Oriental Bittersweet
Flowers and fruits are in the axils of the leaves all along the vine
Seed capsules are yellow

Here is the link to the PA DCNR Invasive Plants of Pennsylvania fact sheet on Oriental Bittersweet.

Friday, December 6, 2013

Real vs Artificial Christmas Trees

With the holiday season upon us I thought it would be appropriate to provide a post on the real vs. artificial Christmas tree debate.  Of course my person al preference is to support our local economy, our local growers who depend on selling Christmas trees to make a living, and select a real tree.  But, is that really the best choice for the environment?  I have seen many different opinions on the subject expressed.  I recently came across the below article from Dovetails Partners, Inc. and thought I would share it with my readers.  Dovetail Partners is a nonprofit corporation that provides authoritative information about the impacts and trade-offs of environmental decisions, including consumption choices, land use, and policy alternatives.

Interestingly enough, if you go to the American Christmas Tree Associations web site they say there is no debate.  They feel that consumers should "feel free to choose either type of tree, or better yet, choose one or more of each!"   They state that "recent Life Cycle Analysis studies concluded that neither tree has a significant negative impact on the environment." Well, for my money I am still going to go with a real tree.....the debate may never be settled!

Real Versus Artificial Christmas Trees - An Environmental Perspective (Dovetail Partners 11/18/2013)
Each year around the holiday season decision making swings into full gear as people begin decorating and buying gifts for loved ones. For those that celebrate Christmas, an important decision regarding trees is often over-looked - should you buy a real or artificial Christmas tree, and how does your decision impact the environment?
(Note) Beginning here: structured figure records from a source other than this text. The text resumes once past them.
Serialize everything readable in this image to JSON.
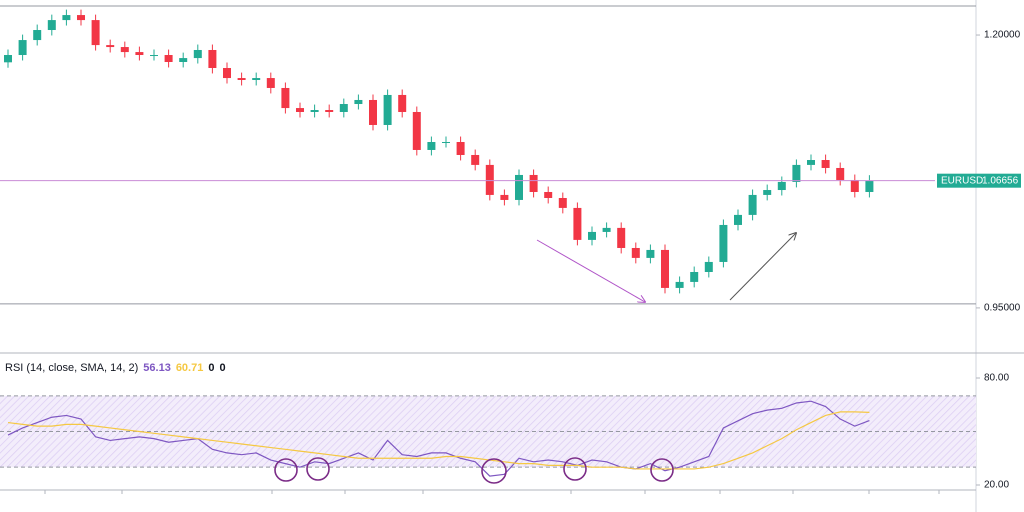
{
  "chart_data": [
    {
      "type": "candlestick",
      "symbol": "EURUSD",
      "last_price": 1.06656,
      "up_color": "#22ab94",
      "down_color": "#f23645",
      "open": [
        1.175,
        1.1817,
        1.1954,
        1.2046,
        1.2137,
        1.2183,
        1.2137,
        1.1908,
        1.189,
        1.1844,
        1.1817,
        1.1817,
        1.1753,
        1.1789,
        1.1863,
        1.1698,
        1.1606,
        1.1588,
        1.1606,
        1.1515,
        1.1331,
        1.1295,
        1.1313,
        1.1295,
        1.1368,
        1.1405,
        1.1176,
        1.1451,
        1.1295,
        1.0947,
        1.102,
        1.102,
        1.0901,
        1.081,
        1.0535,
        1.0489,
        1.0718,
        1.0562,
        1.0507,
        1.0416,
        1.0123,
        1.0196,
        1.0233,
        1.0049,
        0.9958,
        1.0031,
        0.9683,
        0.9738,
        0.9829,
        0.9921,
        1.026,
        1.0352,
        1.0535,
        1.058,
        1.0654,
        1.081,
        1.0855,
        1.0782,
        1.0672,
        1.0562
      ],
      "high": [
        1.1867,
        1.2004,
        1.2096,
        1.2187,
        1.2233,
        1.2233,
        1.2187,
        1.1958,
        1.194,
        1.1894,
        1.1867,
        1.1867,
        1.1839,
        1.1913,
        1.1913,
        1.1748,
        1.1656,
        1.1656,
        1.1656,
        1.1565,
        1.1381,
        1.1363,
        1.1363,
        1.1418,
        1.1455,
        1.1455,
        1.1501,
        1.1501,
        1.1345,
        1.107,
        1.107,
        1.107,
        1.0951,
        1.086,
        1.0585,
        1.0768,
        1.0768,
        1.0612,
        1.0557,
        1.0466,
        1.0246,
        1.0283,
        1.0283,
        1.0099,
        1.0081,
        1.0081,
        0.9788,
        0.9879,
        0.9971,
        1.031,
        1.0402,
        1.0585,
        1.063,
        1.0704,
        1.086,
        1.0905,
        1.0905,
        1.0832,
        1.0722,
        1.0716
      ],
      "low": [
        1.17,
        1.1767,
        1.1904,
        1.1996,
        1.2087,
        1.2087,
        1.1858,
        1.184,
        1.1794,
        1.1767,
        1.1767,
        1.1703,
        1.1703,
        1.1739,
        1.1648,
        1.1556,
        1.1538,
        1.1538,
        1.1465,
        1.1281,
        1.1245,
        1.1245,
        1.1245,
        1.1245,
        1.1318,
        1.1126,
        1.1126,
        1.1245,
        1.0897,
        1.0897,
        1.097,
        1.0851,
        1.076,
        1.0485,
        1.0439,
        1.0439,
        1.0512,
        1.0457,
        1.0366,
        1.0073,
        1.0073,
        1.0146,
        0.9999,
        0.9908,
        0.9908,
        0.9633,
        0.9633,
        0.9688,
        0.9779,
        0.9871,
        1.021,
        1.0302,
        1.0485,
        1.053,
        1.0604,
        1.076,
        1.0732,
        1.0622,
        1.0512,
        1.0512
      ],
      "close": [
        1.1817,
        1.1954,
        1.2046,
        1.2137,
        1.2183,
        1.2137,
        1.1908,
        1.189,
        1.1844,
        1.1817,
        1.1817,
        1.1753,
        1.1789,
        1.1863,
        1.1698,
        1.1606,
        1.1588,
        1.1606,
        1.1515,
        1.1331,
        1.1295,
        1.1313,
        1.1295,
        1.1368,
        1.1405,
        1.1176,
        1.1451,
        1.1295,
        1.0947,
        1.102,
        1.102,
        1.0901,
        1.081,
        1.0535,
        1.0489,
        1.0718,
        1.0562,
        1.0507,
        1.0416,
        1.0123,
        1.0196,
        1.0233,
        1.0049,
        0.9958,
        1.0031,
        0.9683,
        0.9738,
        0.9829,
        0.9921,
        1.026,
        1.0352,
        1.0535,
        1.058,
        1.0654,
        1.081,
        1.0855,
        1.0782,
        1.0672,
        1.0562,
        1.0666
      ],
      "levels": [
        1.2266,
        0.9537
      ],
      "ylim": [
        0.9096,
        1.2321
      ],
      "yticks": [
        {
          "value": 1.2,
          "label": "1.20000"
        },
        {
          "value": 0.95,
          "label": "0.95000"
        }
      ]
    },
    {
      "type": "line",
      "title": "RSI (14, close, SMA, 14, 2)",
      "series": [
        {
          "name": "RSI",
          "color": "#7e57c2",
          "values": [
            48,
            52,
            55,
            58,
            59,
            57,
            47,
            45,
            46,
            47,
            46,
            44,
            45,
            46,
            40,
            38,
            37,
            38,
            34,
            32,
            30,
            33,
            32,
            35,
            38,
            34,
            45,
            37,
            36,
            38,
            38,
            35,
            33,
            25,
            26,
            35,
            33,
            34,
            33,
            31,
            34,
            33,
            30,
            29,
            32,
            28,
            30,
            33,
            36,
            52,
            56,
            60,
            62,
            63,
            66,
            67,
            64,
            57,
            53,
            56.13
          ]
        },
        {
          "name": "SMA",
          "color": "#f5c842",
          "values": [
            55,
            54,
            53,
            53,
            54,
            54,
            53,
            52,
            51,
            50,
            49,
            48,
            47,
            46,
            45,
            44,
            43,
            42,
            41,
            40,
            39,
            38,
            37,
            36,
            35,
            35,
            35,
            35,
            35,
            35,
            36,
            36,
            35,
            34,
            33,
            32,
            32,
            31,
            31,
            31,
            30,
            30,
            30,
            29,
            29,
            29,
            29,
            29,
            30,
            32,
            35,
            38,
            42,
            46,
            51,
            55,
            59,
            61,
            61,
            60.71
          ]
        }
      ],
      "extra_values": [
        0,
        0
      ],
      "bands": [
        70,
        50,
        30
      ],
      "ylim": [
        17.2,
        92.9
      ],
      "yticks": [
        {
          "value": 80,
          "label": "80.00"
        },
        {
          "value": 20,
          "label": "20.00"
        }
      ]
    }
  ]
}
Cost, convenience, and personal preference are all important considerations, but so too is the environmental impact of each option.
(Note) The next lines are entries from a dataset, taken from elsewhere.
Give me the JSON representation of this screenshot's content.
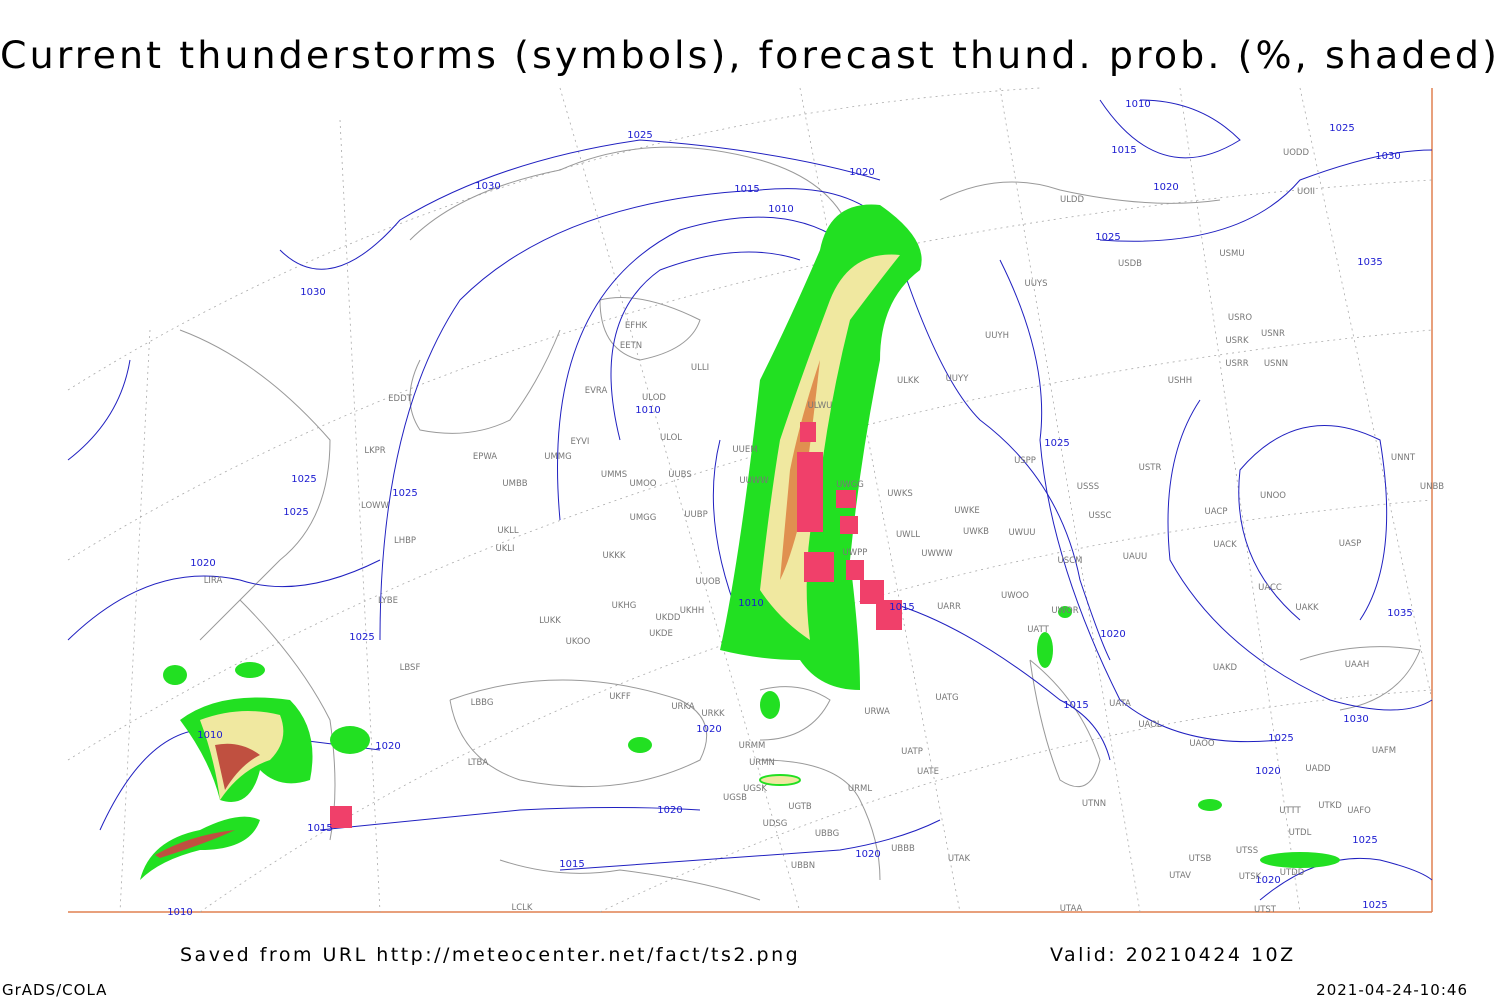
{
  "title": "Current thunderstorms (symbols), forecast thund. prob. (%, shaded)",
  "footer": {
    "saved": "Saved from URL http://meteocenter.net/fact/ts2.png",
    "valid": "Valid: 20210424 10Z",
    "software": "GrADS/COLA",
    "timestamp": "2021-04-24-10:46"
  },
  "isobar_labels": [
    "1025",
    "1030",
    "1030",
    "1015",
    "1010",
    "1020",
    "1010",
    "1015",
    "1020",
    "1025",
    "1030",
    "1025",
    "1035",
    "1010",
    "1025",
    "1025",
    "1025",
    "1025",
    "1020",
    "1025",
    "1010",
    "1015",
    "1020",
    "1035",
    "1030",
    "1015",
    "1025",
    "1010",
    "1020",
    "1020",
    "1020",
    "1015",
    "1020",
    "1015",
    "1025",
    "1020",
    "1020",
    "1025",
    "1010"
  ],
  "stations": [
    "EFHK",
    "EETN",
    "EVRA",
    "ULOD",
    "ULOL",
    "EYVI",
    "EPWA",
    "UMMG",
    "UMMS",
    "UMOO",
    "UUBS",
    "UMBB",
    "UMGG",
    "UUBP",
    "UKLL",
    "UKLI",
    "UKKK",
    "UUOB",
    "LUKK",
    "UKHH",
    "UKHG",
    "UKDD",
    "UKDE",
    "UKOO",
    "LKPR",
    "LOWW",
    "EDDT",
    "LHBP",
    "LIRA",
    "LYBE",
    "LBSF",
    "LBBG",
    "UKFF",
    "URKA",
    "URKK",
    "URMM",
    "URMN",
    "UGSB",
    "UGSK",
    "UGTB",
    "UDSG",
    "UBBG",
    "UBBB",
    "UBBN",
    "UTAK",
    "UATE",
    "UATP",
    "UATG",
    "URWA",
    "URML",
    "ULLI",
    "UUEM",
    "UUWW",
    "ULWU",
    "UUYY",
    "ULKK",
    "UUYH",
    "UUYS",
    "UWKS",
    "UWKE",
    "UWKB",
    "UWUU",
    "UWLL",
    "UWWW",
    "UWGG",
    "UWPP",
    "UARR",
    "UWOO",
    "UWOR",
    "UATT",
    "UATA",
    "UAOL",
    "UAOO",
    "UAKD",
    "UACC",
    "UAKK",
    "UAAH",
    "UAFM",
    "UADD",
    "UAFO",
    "UTKD",
    "UTTT",
    "UTDL",
    "UTSS",
    "UTSB",
    "UTAV",
    "UTSK",
    "UTDD",
    "UTST",
    "UTAA",
    "UTNN",
    "UNOO",
    "UNBB",
    "UNNT",
    "UASP",
    "UACK",
    "UACP",
    "UAUU",
    "USCM",
    "USSC",
    "USSS",
    "USTR",
    "USPP",
    "USHH",
    "USRR",
    "USNN",
    "USRK",
    "USNR",
    "USRO",
    "USMU",
    "USDB",
    "ULDD",
    "UODD",
    "UOII",
    "LCLK",
    "LTBA"
  ]
}
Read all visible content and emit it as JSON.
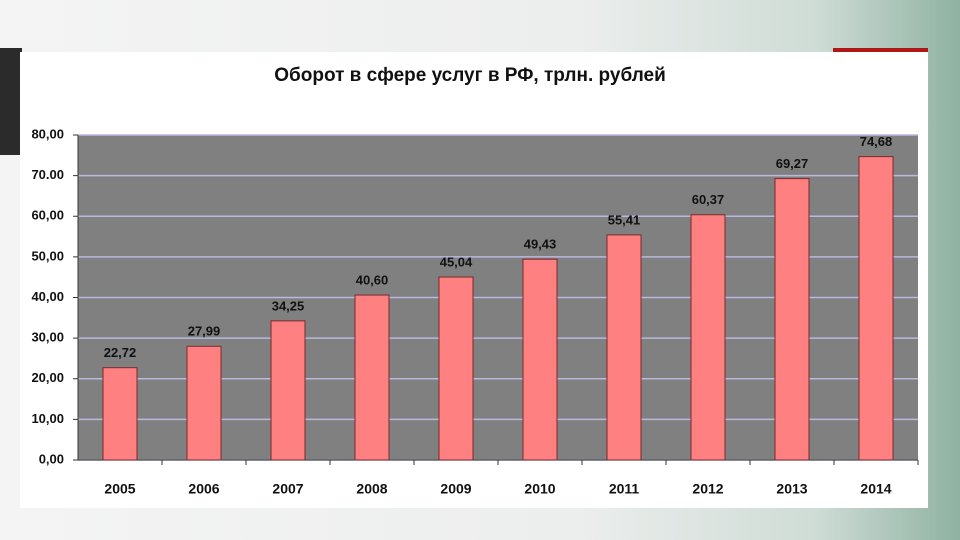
{
  "chart_data": {
    "type": "bar",
    "title": "Оборот в сфере услуг в РФ, трлн. рублей",
    "categories": [
      "2005",
      "2006",
      "2007",
      "2008",
      "2009",
      "2010",
      "2011",
      "2012",
      "2013",
      "2014"
    ],
    "values": [
      22.72,
      27.99,
      34.25,
      40.6,
      45.04,
      49.43,
      55.41,
      60.37,
      69.27,
      74.68
    ],
    "value_labels": [
      "22,72",
      "27,99",
      "34,25",
      "40,60",
      "45,04",
      "49,43",
      "55,41",
      "60,37",
      "69,27",
      "74,68"
    ],
    "color": "#ff8080",
    "ylim": [
      0,
      80
    ],
    "yticks": [
      {
        "value": 0,
        "label": "0,00"
      },
      {
        "value": 10,
        "label": "10,00"
      },
      {
        "value": 20,
        "label": "20,00"
      },
      {
        "value": 30,
        "label": "30,00"
      },
      {
        "value": 40,
        "label": "40,00"
      },
      {
        "value": 50,
        "label": "50,00"
      },
      {
        "value": 60,
        "label": "60,00"
      },
      {
        "value": 70,
        "label": "70.00"
      },
      {
        "value": 80,
        "label": "80,00"
      }
    ],
    "grid": true
  }
}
Research has shown that locally-sourced natural trees have less environmental impact than artificial ones. An independent Life Cycle Analysis (LCA) study released by the Montreal firm Elliposos (February 2009) determined that real trees have less overall impact in terms of distribution, disposal, and average carbon emissions than their artificial counterparts. The LCA method allows for evaluation of potential environmental impacts of a product (or service) over its entire life cycle and takes raw material processing, manufacturing, transportation, distribution, use, reuse, recycling and disposal impacts into consideration.

When it comes to artificial trees, the key to achieving environmental gains lies in the amount of time they're kept and reused. Average households replace an artificial tree about every six years.  Evidence shows that, in general, artificial trees need to be reused for at least 20 years if they are to compare favorably with natural trees.